Following the scientific presentations, NIEHS/NTP Director Linda Birnbaum, Ph.D.(http://www.niehs.nih.gov/about/od/director/index.cfm), provided the GEMS members a comprehensive overview of NIEHS and NTP genetics, epigenetics, genomics and epigenomics-related research. She delineated both intramural and extramural activities, as well as multi-agency and trans-NIH programs such as the Genes, Environment and Health Initiative and the Environmental Genome Project, outlining the Institute's extensive endeavors in the field, both currently and over the past 45 years.
Vincent Cogliano, Ph.D., head of the EPA Integrated Risk Information System (IRIS)(http://www.epa.gov/IRIS/) , reported on “The Use of Mechanistic Data to Classify Carcinogens - An IARC [International Agency for Research on Cancer] Classification.” He noted that mechanistic studies had been pivotal in more than 60 of IARC's cancer classifications - assessments in which the mechanistic data had actually changed the classifications from what they would have been based upon epidemiological or animal bioassay data alone. Moving forward, he said, IARC guidelines now recognize that chemicals can be classified as carcinogenic based solely on mechanistic data.
EPA scientist Stephen Edwards, Ph.D., of the National Health and Environmental Effects Research Laboratory (NHEERL), described a systems biology-based approach to understanding gene-environment interactions and developing disease-centric predictive toxicology, in conjunction with working with the EPA National Center for Computational Toxicology. The idea of the disease-centric approach is to treat chemical exposures as one of many potential perturbations to a system, and to seek better comprehension of how the system responds and adapts to such perturbations as it seeks to maintain homeostasis.
EPA researcher Lyle Burgoon, Ph.D., also of NHEERL, provided an update on “Use of Genomics and Systems Biology Data in Risk Assessment - The NexGen Project(http://www.epa.gov/risk/nexgen/) .” Burgoon discussed the need for EPA to begin to incorporate so-called next generation data being spawned by toxicogenomics, metabolomics and similar approaches from molecular systems biology into its risk assessment decision-making processes in the interagency Advancing the Next Generation of Risk Assessment (NexGen) program.
(Ernie Hood is a contract writer for the NIEHS Office of Communications and Public Liaison.)
Waters running deep
In his GEMS presentation on the use of available toxicogenomics databases to understand chemical modes of action, Waters reported that he was particularly excited about the NTP's 2010 acquisition of the commercial DrugMatrix database and the recent public release of a Japanese toxicogenomics database called TG-GATEs. “These two databases actually have about 82 chemicals in common that could be looked at to verify that the technology is giving you the same information in two different parts of the world,” Waters said. He also noted the largely untapped resource represented by the NTP's extensive archive of formalin-fixed, paraffin-embedded (FFPE) two-year carcinogenicity bioassay materials.

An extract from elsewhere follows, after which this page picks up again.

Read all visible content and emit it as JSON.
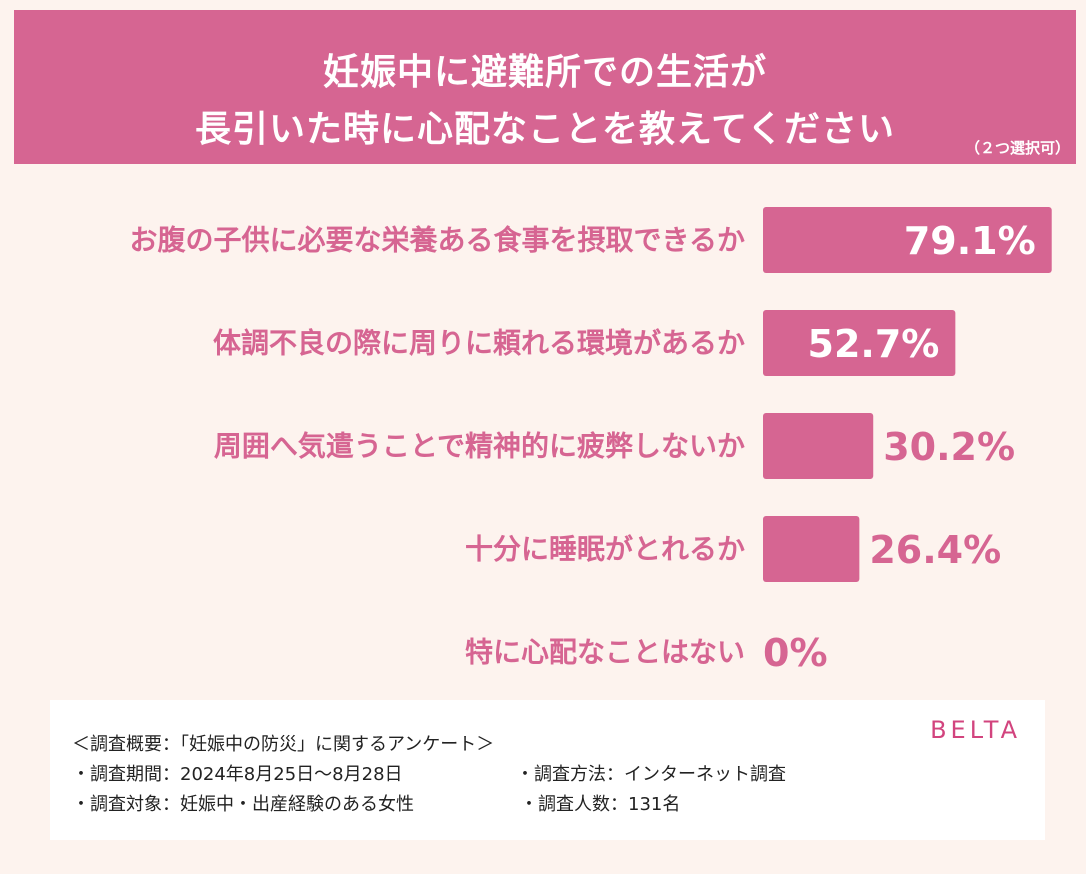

By applying the new tools such as microarray technology and NexGen sequencing to early, acute-phase toxicity studies such as those found in DrugMatrix and TG-GATEs and to longer-term studies, such as the NTP 2-year bioassays, it should be possible to characterize both chemicals' modes of actions and associated gene expression signatures pertinent to the disease process. “We would use that ‘pre-disease' signature to describe what we think are the markers that would indicate the disease that is going to occur in two years, or sometimes between 90 days and two years,” Waters explained. “The technologies and the data are now available to do this,” he added. “We have an opportunity that we didn't have before, and I think we really should exercise that opportunity.”